Last week, the government released preliminary yield estimates of 70.9 bushels per acre for barley, 41.4 bpa for canola, 85.6 bpa for oats, 44 bpa for peas, 44.8 bpa for durum and 50.5 bpa for spring wheat (dryland yields).
The attached chart shows the resulting Alberta production based on current Statistics Canada seeded acre estimates and the historical seeded acre/harvested acre five-year average. The resulting production estimate for 2016 (red bars) are compared to the previous year (blue bars) and the five-year average (green bars).
Given this data, spring wheat and canola production in the province will remain close to steady from 2015 while will be below their five-year averages at 7.255 million metric tons and 5.440 mmt, respectively. In both crops, the year-over-year drop in seeded acres are expected to be offset by higher yields, while production lags the five-year average, given the lower acres seeded this year when compared to average.
Given the six crops reported, the largest year-over-year increase in estimated production is seen in oats, peas and durum. Acres seeded to oats are estimated to reach a five-year high of 720,000 acres, while the estimated 85.6 bpa could be the second highest on record next to the 95.1 bpa achieved in 2013. Current data points to a 608,510 mt crop.

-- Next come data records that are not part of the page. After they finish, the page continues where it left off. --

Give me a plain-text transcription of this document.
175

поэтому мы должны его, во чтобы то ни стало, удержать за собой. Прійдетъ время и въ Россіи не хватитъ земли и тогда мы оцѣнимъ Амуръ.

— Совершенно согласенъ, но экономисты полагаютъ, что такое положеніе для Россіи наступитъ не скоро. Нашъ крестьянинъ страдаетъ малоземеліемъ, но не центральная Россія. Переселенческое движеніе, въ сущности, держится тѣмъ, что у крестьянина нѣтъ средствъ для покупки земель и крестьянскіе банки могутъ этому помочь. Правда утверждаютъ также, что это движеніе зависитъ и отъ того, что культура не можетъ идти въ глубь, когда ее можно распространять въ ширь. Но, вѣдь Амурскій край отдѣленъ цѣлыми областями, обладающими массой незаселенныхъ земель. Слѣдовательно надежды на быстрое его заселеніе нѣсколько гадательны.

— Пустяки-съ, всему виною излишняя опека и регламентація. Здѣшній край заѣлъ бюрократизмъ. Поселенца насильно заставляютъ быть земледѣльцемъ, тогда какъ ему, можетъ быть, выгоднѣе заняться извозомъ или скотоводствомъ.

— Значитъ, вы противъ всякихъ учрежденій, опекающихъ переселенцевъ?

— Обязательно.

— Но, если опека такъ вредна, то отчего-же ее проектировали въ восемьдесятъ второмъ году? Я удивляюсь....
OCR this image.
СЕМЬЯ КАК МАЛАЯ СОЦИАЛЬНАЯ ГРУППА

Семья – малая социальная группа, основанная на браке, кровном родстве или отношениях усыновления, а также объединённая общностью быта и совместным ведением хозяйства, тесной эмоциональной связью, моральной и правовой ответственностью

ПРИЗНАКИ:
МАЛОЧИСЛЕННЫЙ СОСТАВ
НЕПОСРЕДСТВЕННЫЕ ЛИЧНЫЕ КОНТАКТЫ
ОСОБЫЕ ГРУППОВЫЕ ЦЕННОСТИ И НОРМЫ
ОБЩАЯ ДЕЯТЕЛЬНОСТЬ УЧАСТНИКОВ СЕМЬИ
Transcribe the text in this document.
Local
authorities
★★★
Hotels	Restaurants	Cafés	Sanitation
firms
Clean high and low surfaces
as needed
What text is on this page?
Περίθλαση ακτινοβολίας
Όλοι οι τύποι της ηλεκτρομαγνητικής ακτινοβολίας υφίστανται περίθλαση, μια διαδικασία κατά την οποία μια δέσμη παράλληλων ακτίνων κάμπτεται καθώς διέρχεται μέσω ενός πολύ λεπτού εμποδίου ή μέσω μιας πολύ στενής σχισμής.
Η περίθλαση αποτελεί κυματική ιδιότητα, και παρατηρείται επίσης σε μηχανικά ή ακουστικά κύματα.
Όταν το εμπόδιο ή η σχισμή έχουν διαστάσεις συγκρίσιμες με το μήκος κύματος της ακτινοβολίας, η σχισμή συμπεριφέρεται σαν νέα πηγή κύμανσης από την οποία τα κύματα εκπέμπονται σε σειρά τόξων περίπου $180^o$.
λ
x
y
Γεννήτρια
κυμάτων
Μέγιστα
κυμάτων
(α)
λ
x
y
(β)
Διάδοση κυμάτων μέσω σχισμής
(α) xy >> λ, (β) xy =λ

Dry pea areas are expected to reach a record 1.860 million acres, while yield is estimated well-above last year and the five-year average. Current data suggests that dry pea production could reach 2.2 mmt, up 67% from 2015 and 80% higher than the five-year average.
At 1.326 mmt, durum production could reach 62% higher than 2015, while also well-above the five-year average. Seeded acreage in the province is estimated at 1.1 million acres, an area seeded not seen since 2002. The current yield estimate of 44.8 bpa would represent a sharp recovery from the 37.3 bpa realized in 2015.
Estimated barley production is 4.4 mmt, a slight recovery from the previous year, given a combination of lower acres planted and higher expected yield, although remains below the five-year average due to the decline in acres seeded.